Уразумев, что я гость, а не случайный посетитель, Женя подает мне левую руку, а правую протягивает Лиде. На измазанной чернилами ладошке тускло поблескивает какая-то монетка.
— Вот, выменял! — торжествующе выпаливает он. — Рупия, мама!
— Женька, а руки-то, руки! — Лидия удрученно качает головой и никак не может придать своему лицу строгое выражение.
Разговор наш надолго прерывается.
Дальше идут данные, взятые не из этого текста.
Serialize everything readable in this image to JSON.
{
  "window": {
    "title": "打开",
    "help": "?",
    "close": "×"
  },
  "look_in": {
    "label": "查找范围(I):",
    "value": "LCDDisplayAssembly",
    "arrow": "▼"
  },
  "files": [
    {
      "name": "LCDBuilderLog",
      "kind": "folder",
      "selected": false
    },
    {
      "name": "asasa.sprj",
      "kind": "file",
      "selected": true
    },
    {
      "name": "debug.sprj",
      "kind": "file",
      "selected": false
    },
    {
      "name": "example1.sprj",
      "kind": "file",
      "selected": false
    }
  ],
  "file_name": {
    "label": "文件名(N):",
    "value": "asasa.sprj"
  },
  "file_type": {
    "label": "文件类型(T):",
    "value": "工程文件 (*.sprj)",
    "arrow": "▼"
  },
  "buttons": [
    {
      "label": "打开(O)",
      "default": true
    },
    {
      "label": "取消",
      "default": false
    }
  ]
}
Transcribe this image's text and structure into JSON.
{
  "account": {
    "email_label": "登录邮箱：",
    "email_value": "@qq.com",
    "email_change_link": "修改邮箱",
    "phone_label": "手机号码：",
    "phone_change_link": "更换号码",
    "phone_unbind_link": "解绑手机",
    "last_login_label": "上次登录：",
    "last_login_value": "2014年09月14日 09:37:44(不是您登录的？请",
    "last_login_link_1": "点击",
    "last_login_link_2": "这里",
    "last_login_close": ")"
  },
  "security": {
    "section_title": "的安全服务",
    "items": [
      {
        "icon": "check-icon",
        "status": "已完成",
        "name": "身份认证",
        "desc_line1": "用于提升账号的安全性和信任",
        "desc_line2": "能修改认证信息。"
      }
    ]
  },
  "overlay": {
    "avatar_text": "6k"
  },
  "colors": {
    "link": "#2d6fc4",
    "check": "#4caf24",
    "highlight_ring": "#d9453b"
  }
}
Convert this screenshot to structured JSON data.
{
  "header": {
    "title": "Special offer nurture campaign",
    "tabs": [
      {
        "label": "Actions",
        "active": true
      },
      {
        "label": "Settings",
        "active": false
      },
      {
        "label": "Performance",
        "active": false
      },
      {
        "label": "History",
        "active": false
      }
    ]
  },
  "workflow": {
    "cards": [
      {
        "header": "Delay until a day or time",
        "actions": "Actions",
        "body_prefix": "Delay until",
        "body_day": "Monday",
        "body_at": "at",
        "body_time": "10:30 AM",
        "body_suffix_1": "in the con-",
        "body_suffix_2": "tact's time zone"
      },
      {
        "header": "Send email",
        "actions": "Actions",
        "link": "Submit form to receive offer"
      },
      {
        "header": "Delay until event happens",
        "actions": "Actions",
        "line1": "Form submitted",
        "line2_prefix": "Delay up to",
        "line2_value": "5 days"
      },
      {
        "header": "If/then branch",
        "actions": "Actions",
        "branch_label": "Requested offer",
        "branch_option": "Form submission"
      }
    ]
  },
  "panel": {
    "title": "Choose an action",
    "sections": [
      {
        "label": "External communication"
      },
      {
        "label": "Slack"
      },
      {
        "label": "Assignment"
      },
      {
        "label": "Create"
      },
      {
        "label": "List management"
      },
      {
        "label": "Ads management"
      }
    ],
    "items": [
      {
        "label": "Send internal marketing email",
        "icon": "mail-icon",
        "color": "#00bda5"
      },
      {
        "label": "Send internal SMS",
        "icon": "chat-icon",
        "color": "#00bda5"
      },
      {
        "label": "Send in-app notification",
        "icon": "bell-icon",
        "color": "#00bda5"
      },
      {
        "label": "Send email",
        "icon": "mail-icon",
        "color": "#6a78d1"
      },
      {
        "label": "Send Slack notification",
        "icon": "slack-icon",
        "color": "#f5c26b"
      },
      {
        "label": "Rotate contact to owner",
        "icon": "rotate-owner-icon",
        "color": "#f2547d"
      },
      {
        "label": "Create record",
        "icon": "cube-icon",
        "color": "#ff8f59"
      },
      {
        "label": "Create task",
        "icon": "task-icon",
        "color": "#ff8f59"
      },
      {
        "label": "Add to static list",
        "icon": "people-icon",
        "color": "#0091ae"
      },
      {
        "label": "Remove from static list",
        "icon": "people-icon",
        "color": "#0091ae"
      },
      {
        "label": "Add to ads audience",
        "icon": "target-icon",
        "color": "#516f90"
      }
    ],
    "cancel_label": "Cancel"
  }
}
Заполучив свежего зрителя и слушателя, Женя с гордостью показывает мне свою коллекцию монет, популярно просвещая не искушенного в нумизматике человека; потом с кульками и свертками возвращается Вера с отцом.
— Саша, — непринужденно, сразу располагая к себе, знакомится он и, задержав мою руку в своей, озабоченно спрашивает: — Непутевое письмо прислала? Говорил ей: выпиши все вопросы и коротко, по- военному, отвечай — да, нет, в таком-то году! А она что? «Ах, помнишь! Ах, помнишь!» Вот и погнала человека на край света. Лирика!
— Эта-то лирика мне и нужна, — смеюсь я.
— Да ну? — Саша удивленно крутит черноволосой головой. — А я думал по-нашему надо…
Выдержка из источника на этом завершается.